Photo d'illustration. Le service de transport Uber.

Le tribunal correctionnel de Paris a condamné la société Uber à 800.000 euros d'amende, dont la moitié avec sursis, pour avoir mis en service et fait la promotion d’UberPop, son application.

Dans son verdict prononcé jeudi, le tribunal correctionnel de Paris estime que l'application UberPop constitue "un système [illégal] de mise en relation de clients avec des personnes qui se livrent au transport routier de personnes à titre onéreux".

Pour l'avoir mise en en service et en avoir fait la promotion, la société Uber est donc sommée de s'acquitter d'une somme de 400.000 euros, les 400.000 autres euros d'amende ayant été prononcés avec sursis.

Deux responsables d'Uber également condamnés

Si en outre, la société devra indemniser les 38 parties civiles (dont quelques syndicats de taxi) au titre de "préjudice moral" (pour avoir "dénié aux exploitants de taxi les contraintes, les exigences spécifiques à leur métier"), deux responsables ont aussi été condamnés.
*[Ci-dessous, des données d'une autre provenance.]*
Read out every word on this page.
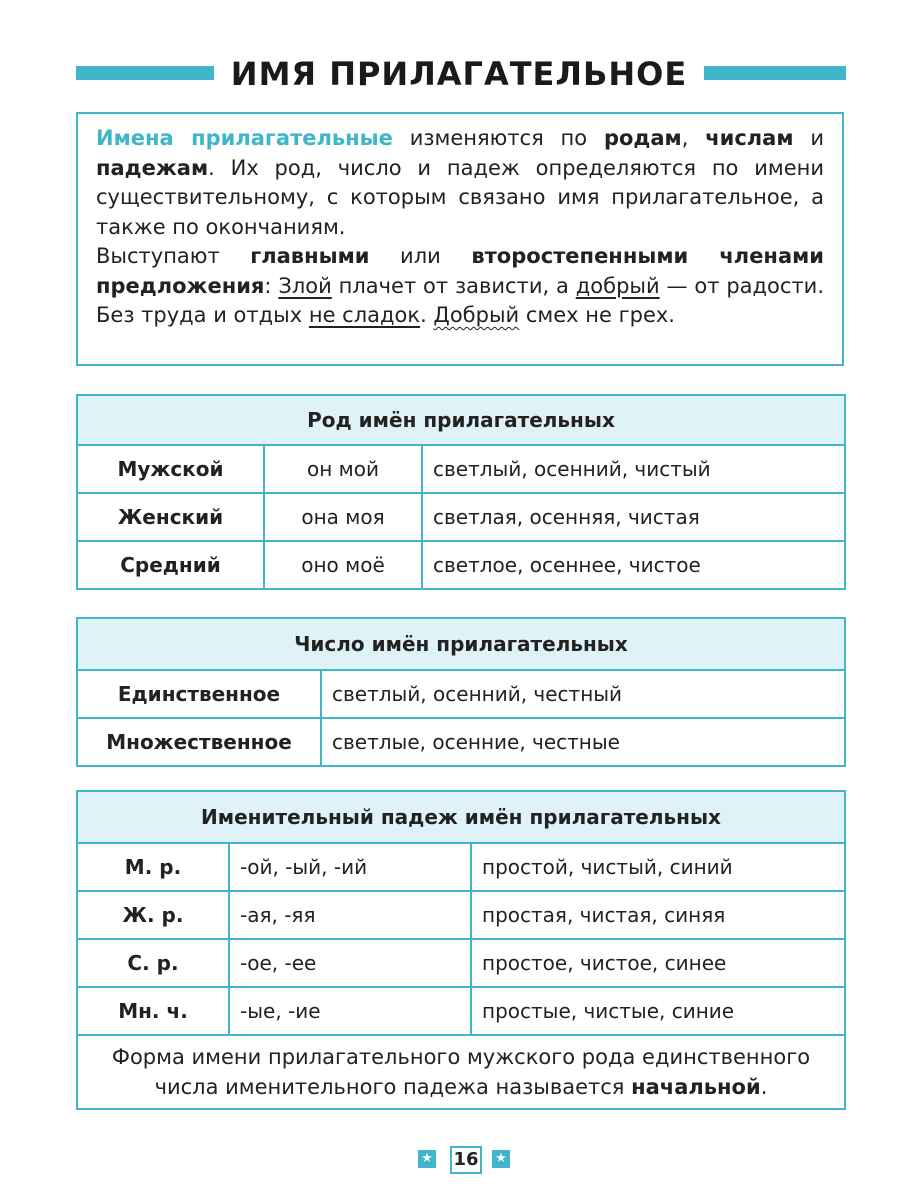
ИМЯ ПРИЛАГАТЕЛЬНОЕ

Имена прилагательные изменяются по родам, числам и падежам. Их род, число и падеж определяются по имени существительному, с которым связано имя прилагательное, а также по окончаниям.

Выступают главными или второстепенными членами предложения: Злой плачет от зависти, а добрый — от радости. Без труда и отдых не сладок. Добрый смех не грех.

Род имён прилагательных		
Мужской	он мой	светлый, осенний, чистый
Женский	она моя	светлая, осенняя, чистая
Средний	оно моё	светлое, осеннее, чистое
Число имён прилагательных	
Единственное	светлый, осенний, честный
Множественное	светлые, осенние, честные
Именительный падеж имён прилагательных		
М. р.	-ой, -ый, -ий	простой, чистый, синий
Ж. р.	-ая, -яя	простая, чистая, синяя
С. р.	-ое, -ее	простое, чистое, синее
Мн. ч.	-ые, -ие	простые, чистые, синие
Форма имени прилагательного мужского рода единственного числа именительного падежа называется начальной.		
★ 16 ★
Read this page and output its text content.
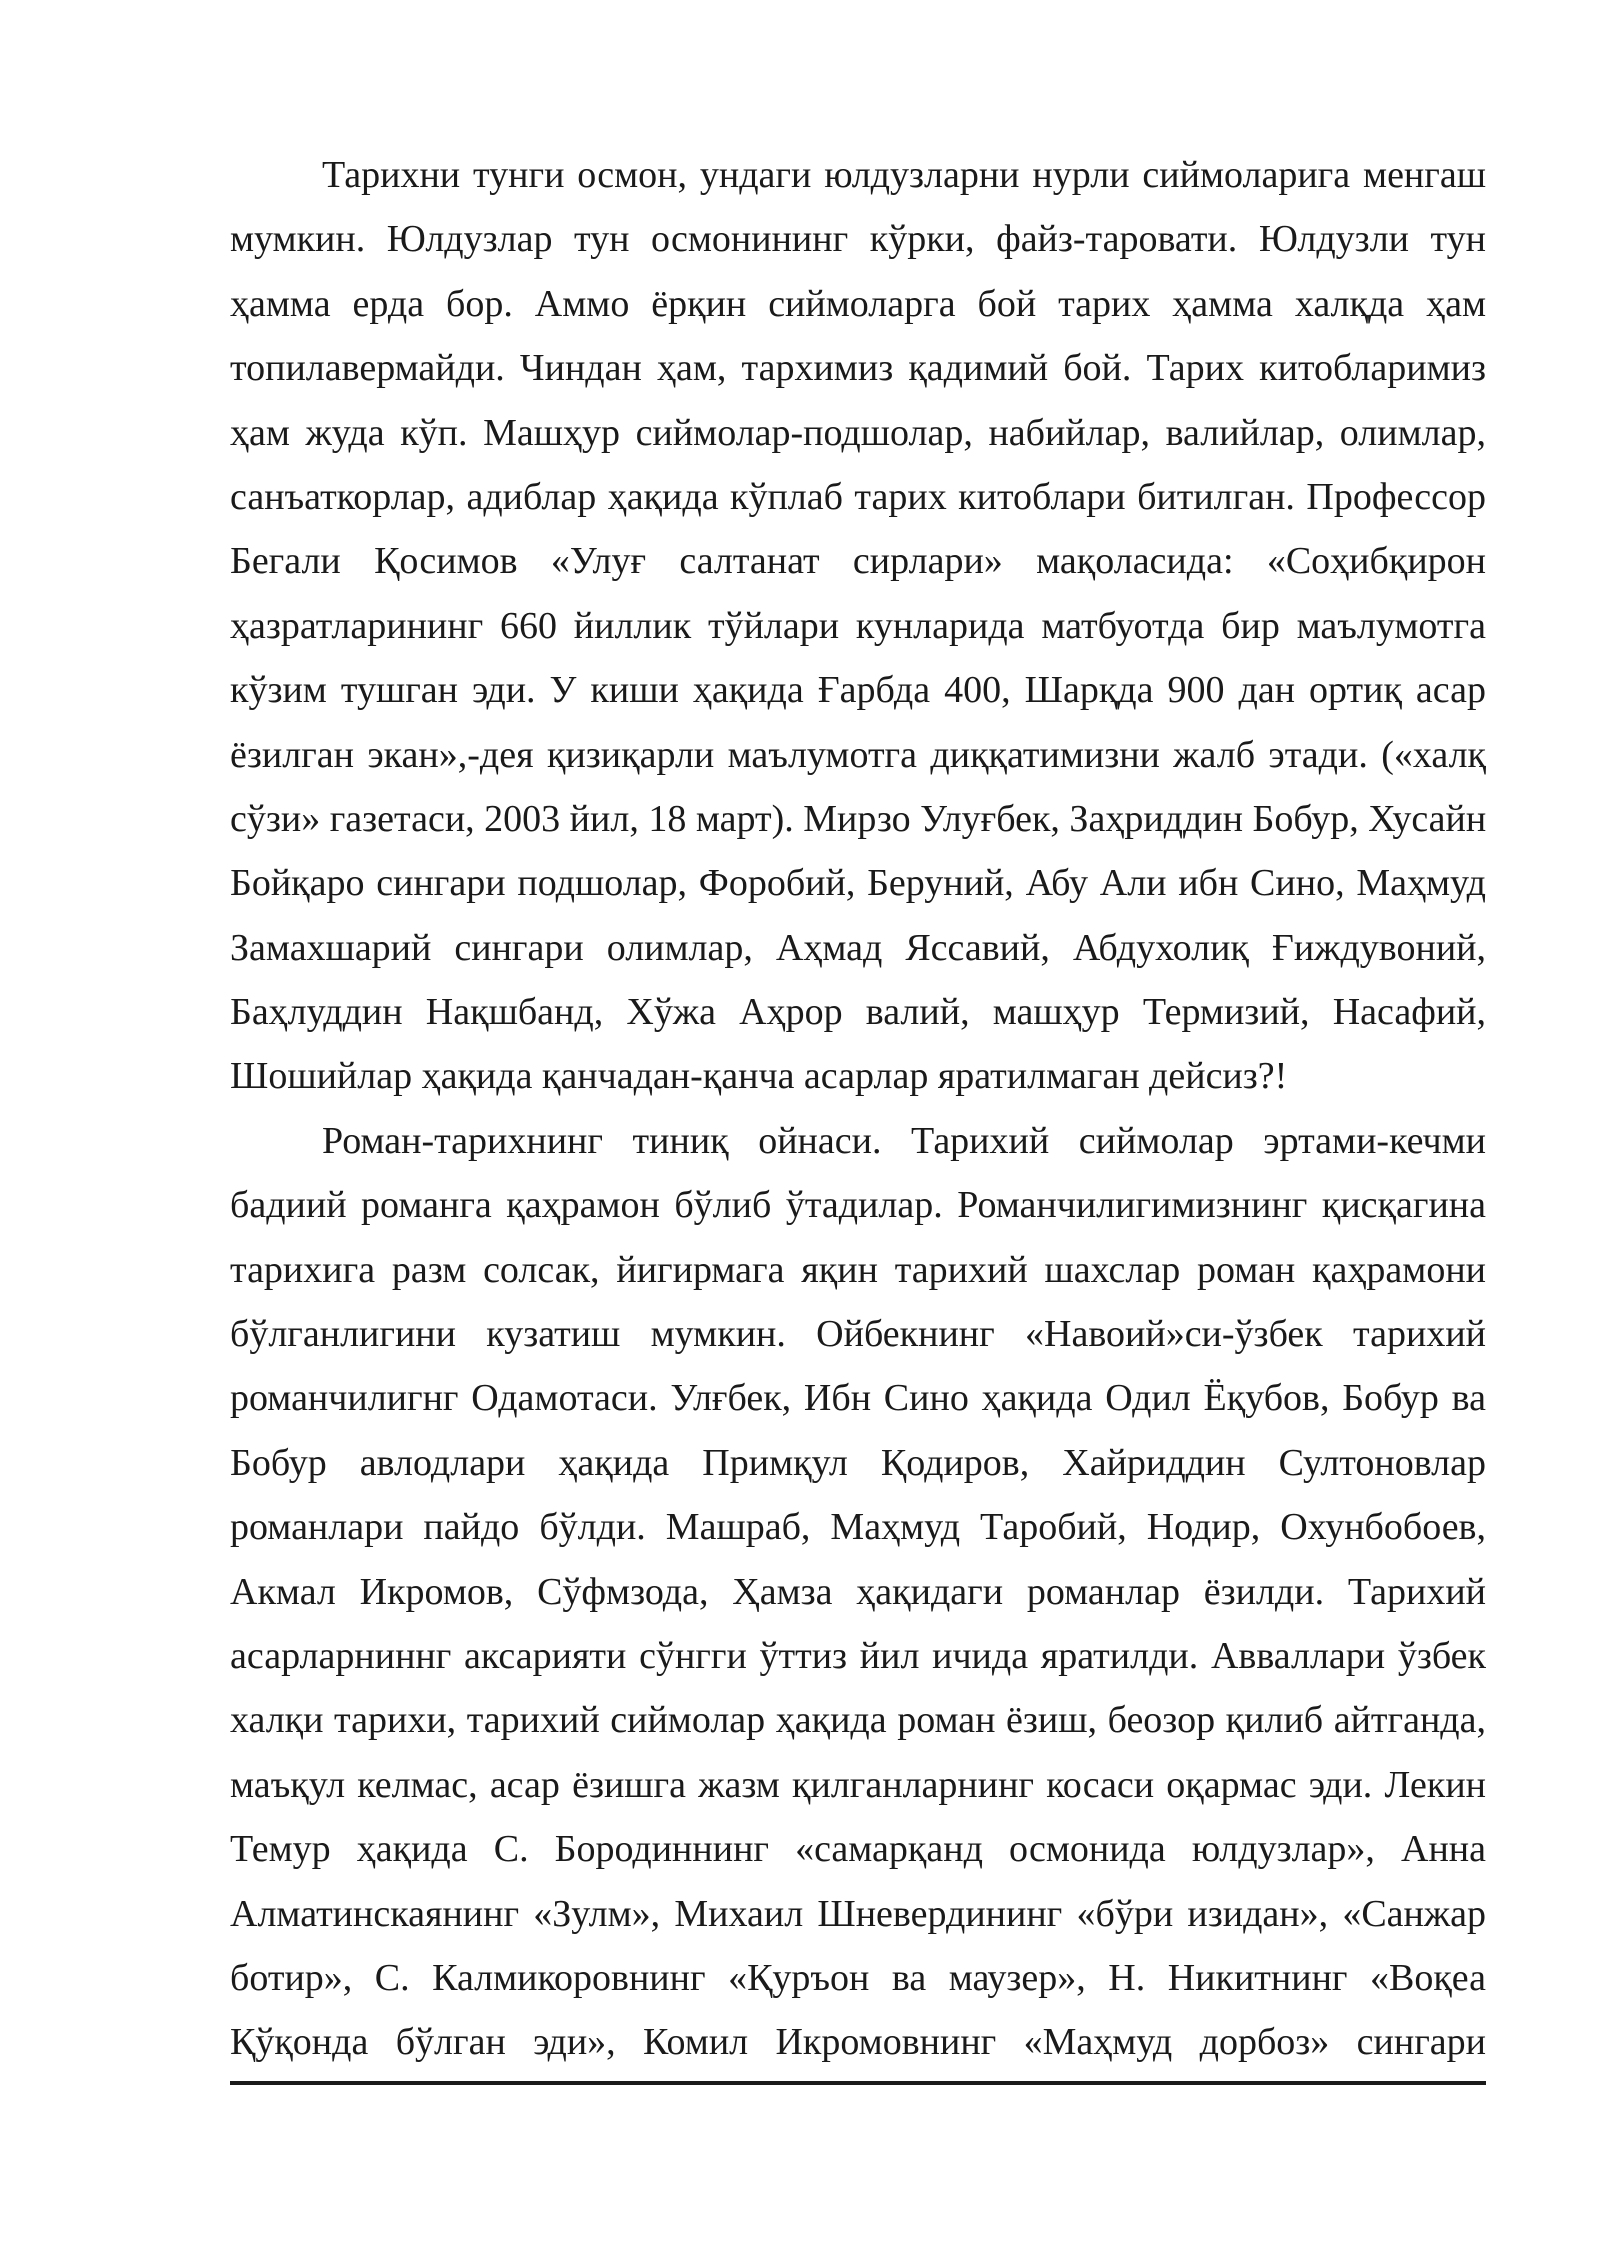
Тарихни тунги осмон, ундаги юлдузларни нурли сиймоларига менгаш
мумкин. Юлдузлар тун осмонининг кўрки, файз-таровати. Юлдузли тун
ҳамма ерда бор. Аммо ёрқин сиймоларга бой тарих ҳамма халқда ҳам
топилавермайди. Чиндан ҳам, тархимиз қадимий бой. Тарих китобларимиз
ҳам жуда кўп. Машҳур сиймолар-подшолар, набийлар, валийлар, олимлар,
санъаткорлар, адиблар ҳақида кўплаб тарих китоблари битилган. Профессор
Бегали Қосимов «Улуғ салтанат сирлари» мақоласида: «Соҳибқирон
ҳазратларининг 660 йиллик тўйлари кунларида матбуотда бир маълумотга
кўзим тушган эди. У киши ҳақида Ғарбда 400, Шарқда 900 дан ортиқ асар
ёзилган экан»,-дея қизиқарли маълумотга диққатимизни жалб этади. («халқ
сўзи» газетаси, 2003 йил, 18 март). Мирзо Улуғбек, Заҳриддин Бобур, Хусайн
Бойқаро сингари подшолар, Форобий, Беруний, Абу Али ибн Сино, Маҳмуд
Замахшарий сингари олимлар, Аҳмад Яссавий, Абдухолиқ Ғиждувоний,
Баҳлуддин Нақшбанд, Хўжа Аҳрор валий, машҳур Термизий, Насафий,
Шошийлар ҳақида қанчадан-қанча асарлар яратилмаган дейсиз?!
Роман-тарихнинг тиниқ ойнаси. Тарихий сиймолар эртами-кечми
бадиий романга қаҳрамон бўлиб ўтадилар. Романчилигимизнинг қисқагина
тарихига разм солсак, йигирмага яқин тарихий шахслар роман қаҳрамони
бўлганлигини кузатиш мумкин. Ойбекнинг «Навоий»си-ўзбек тарихий
романчилигнг Одамотаси. Улғбек, Ибн Сино ҳақида Одил Ёқубов, Бобур ва
Бобур авлодлари ҳақида Примқул Қодиров, Хайриддин Султоновлар
романлари пайдо бўлди. Машраб, Маҳмуд Таробий, Нодир, Охунбобоев,
Акмал Икромов, Сўфмзода, Ҳамза ҳақидаги романлар ёзилди. Тарихий
асарларниннг аксарияти сўнгги ўттиз йил ичида яратилди. Авваллари ўзбек
халқи тарихи, тарихий сиймолар ҳақида роман ёзиш, беозор қилиб айтганда,
маъқул келмас, асар ёзишга жазм қилганларнинг косаси оқармас эди. Лекин
Темур ҳақида С. Бородиннинг «самарқанд осмонида юлдузлар», Анна
Алматинскаянинг «Зулм», Михаил Шневердининг «бўри изидан», «Санжар
ботир», С. Калмикоровнинг «Қуръон ва маузер», Н. Никитнинг «Воқеа
Қўқонда бўлган эди», Комил Икромовнинг «Маҳмуд дорбоз» сингари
Il s'agit de Pierre-Dimitri Gore-Coty, directeur d’Uber Europe de l’Ouest au moment des faits, et de Thibaud Simphal, directeur général d’Uber France (30.000 euros et 20.000 euros).

Ils ont été jugés coupables de pratique commerciale trompeuse, de complicité d’exercice illégal de la profession de taxi et de certains délits en rapport avec la conservation de données personnelles.

Uber a fait appel "immédiatement"

La société s'est dite "déçue par cette décision", par le bais de son porte-parole. Cependant, l'exécution du verdict est suspendue, Uber France ayant d'ores et déjà fait appel. La filiale française compte sur les récents points de vue de la Commission européenne qui "vient de publier des lignes directrices qui encouragent l’innovation dans le secteur". 

Les taxis ont donc remporté une victoire, eux qui avaient dénoncé en 2014, année de l'entrée en service d'UberPop, ce qu'ils jugaient comme une concurrence déloyale. Menacée par la loi Thévenoud, l'application avait été supprimée par Uber elle-même.

Mais quoi qu'il soit décidé à l'issue de la procédure en appel, la société américaine a tenu à se montrer rassurante quant à l'avenir, en affirmant que le jugement rendu jeudi "n’a pas d’impact sur l’activité en France".